İstanbul’da hatta Ankara, İzmir ve
Bursa’da Yazane gibi hazır ofis hizmeti veren şirketlerin sayısı her geçen gün
artıyor. A sınıfı binalar, plazalar veya iş yaşamına uygun tarihi yapılarda
geniş alanları satın alan veya uzun vadeli kontratlarla kiralayan girişimciler,
buraları hazır ofisler haline getirip, çeşitli nedenlerle ofis kurmak istemeyen
şirket ve girişimcilere kiralıyor.

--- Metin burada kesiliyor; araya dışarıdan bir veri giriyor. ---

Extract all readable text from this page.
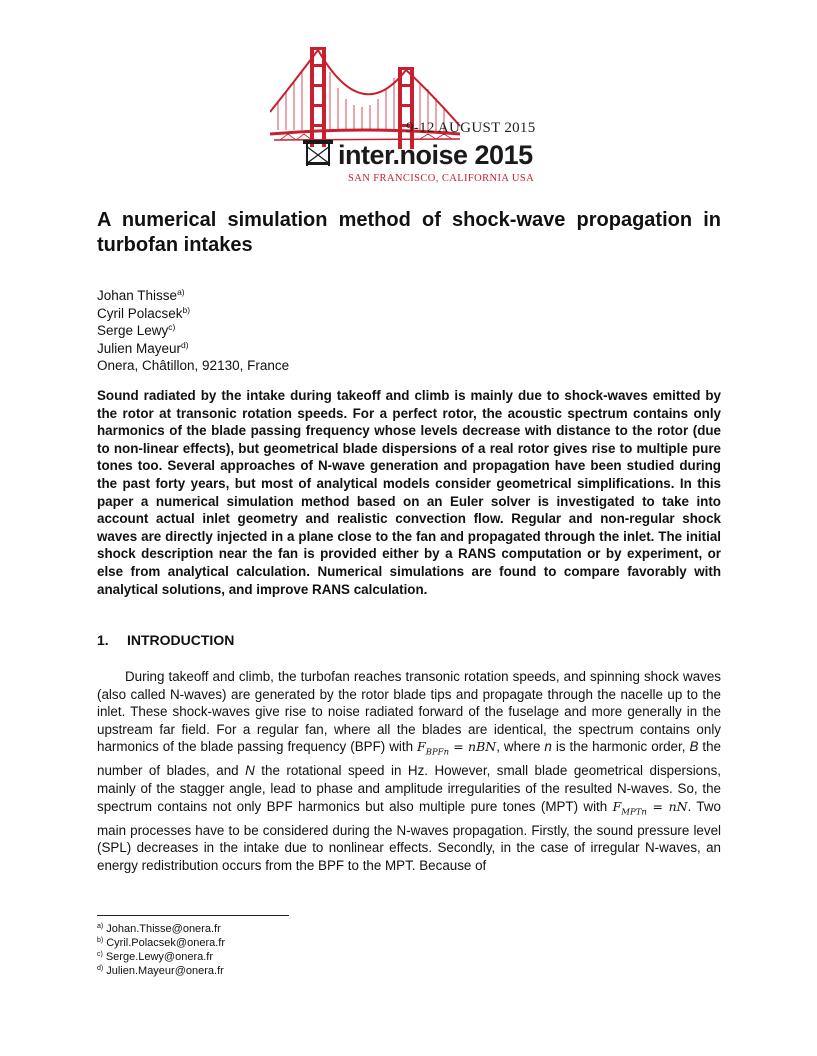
9-12 AUGUST 2015
inter.noise 2015
SAN FRANCISCO, CALIFORNIA USA
A numerical simulation method of shock-wave propagation in turbofan intakes
Johan Thisse$^{a)}$
Cyril Polacsek$^{b)}$
Serge Lewy$^{c)}$
Julien Mayeur$^{d)}$
Onera, Châtillon, 92130, France

Sound radiated by the intake during takeoff and climb is mainly due to shock-waves emitted by the rotor at transonic rotation speeds. For a perfect rotor, the acoustic spectrum contains only harmonics of the blade passing frequency whose levels decrease with distance to the rotor (due to non-linear effects), but geometrical blade dispersions of a real rotor gives rise to multiple pure tones too. Several approaches of N-wave generation and propagation have been studied during the past forty years, but most of analytical models consider geometrical simplifications. In this paper a numerical simulation method based on an Euler solver is investigated to take into account actual inlet geometry and realistic convection flow. Regular and non-regular shock waves are directly injected in a plane close to the fan and propagated through the inlet. The initial shock description near the fan is provided either by a RANS computation or by experiment, or else from analytical calculation. Numerical simulations are found to compare favorably with analytical solutions, and improve RANS calculation.

1. INTRODUCTION

During takeoff and climb, the turbofan reaches transonic rotation speeds, and spinning shock waves (also called N-waves) are generated by the rotor blade tips and propagate through the nacelle up to the inlet. These shock-waves give rise to noise radiated forward of the fuselage and more generally in the upstream far field. For a regular fan, where all the blades are identical, the spectrum contains only harmonics of the blade passing frequency (BPF) with $F_{BPFn}$ = nBN, where n is the harmonic order, B the number of blades, and N the rotational speed in Hz. However, small blade geometrical dispersions, mainly of the stagger angle, lead to phase and amplitude irregularities of the resulted N-waves. So, the spectrum contains not only BPF harmonics but also multiple pure tones (MPT) with $F_{MPTn}$ = nN. Two main processes have to be considered during the N-waves propagation. Firstly, the sound pressure level (SPL) decreases in the intake due to nonlinear effects. Secondly, in the case of irregular N-waves, an energy redistribution occurs from the BPF to the MPT. Because of

$^{a)}$ Johan.Thisse@onera.fr
$^{b)}$ Cyril.Polacsek@onera.fr
$^{c)}$ Serge.Lewy@onera.fr
$^{d)}$ Julien.Mayeur@onera.fr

Sahibinden.com’un verilerinde göre sadece
İstanbul’da bir günde verilen hazır ofis ilanı sayısı 300’ü geçiyor.
Hazır ofislerin Onur Kenar’ı haklı
çıkarabilecek cazip yönlerinin başında maliyet avantajı geliyor. İstanbul’da
hazır ofis kullanmak, boş bir ofis kiralamaya göre yüzde 80’e varan oranda
maliyet avantajı sağlıyor. Üstelik hazır ofis operatörleri müşterilerine farklı
paketler sunarak bunlara daha cazip hale getiriyor. Örneğin eOfis 650 TL
karşılığında müşterilerine bir ayın belirli günlerini İstanbul’daki 6 farklı
bölgesindeki eOfisleri’ni kullanma imkânı sağlıyor. OfficePort İstanbul ise
‘sanal ofis’ hizmeti de veriyor: Müşteriler ofislere hiç gelmiyor ama şirket
adresi olarak bu ofisleri gösteriyor, mektup ve faturaları onun için toplanıp
belirtilen adreslere yönlendiriliyor. Hazır ofislerin çoğunda ortak mutfak, faks
ve fotokopi hizmeti ile belirli saate kadar tam donanımlı toplantı odalarını
kullanabiliyor.
Hazır ofis operatörlerinin sayı yakında
daha da artabilir. Çünkü ciddi bir ofis arzı var. Cushman & Wakefield Türkiye’nin yaptığı araştırmaya göre
İstanbul’da kullanılabilir ofislerin toplam metrekaresi 2013 yılı ekim ayında
3.2 milyon metre kareye ulaştı. Halen inşası süren projeler tamamlandığında
2015 sonunda bu rakam 5 milyon metrekareye çıkacak. Üstelik Jones Lang LaSalle Türkiye’nin tahminlerine göre İstanbul’da
2015’te ofislerin 3 milyon 750 bin metrekaresi “A sınıfı” binalarda yer alacak.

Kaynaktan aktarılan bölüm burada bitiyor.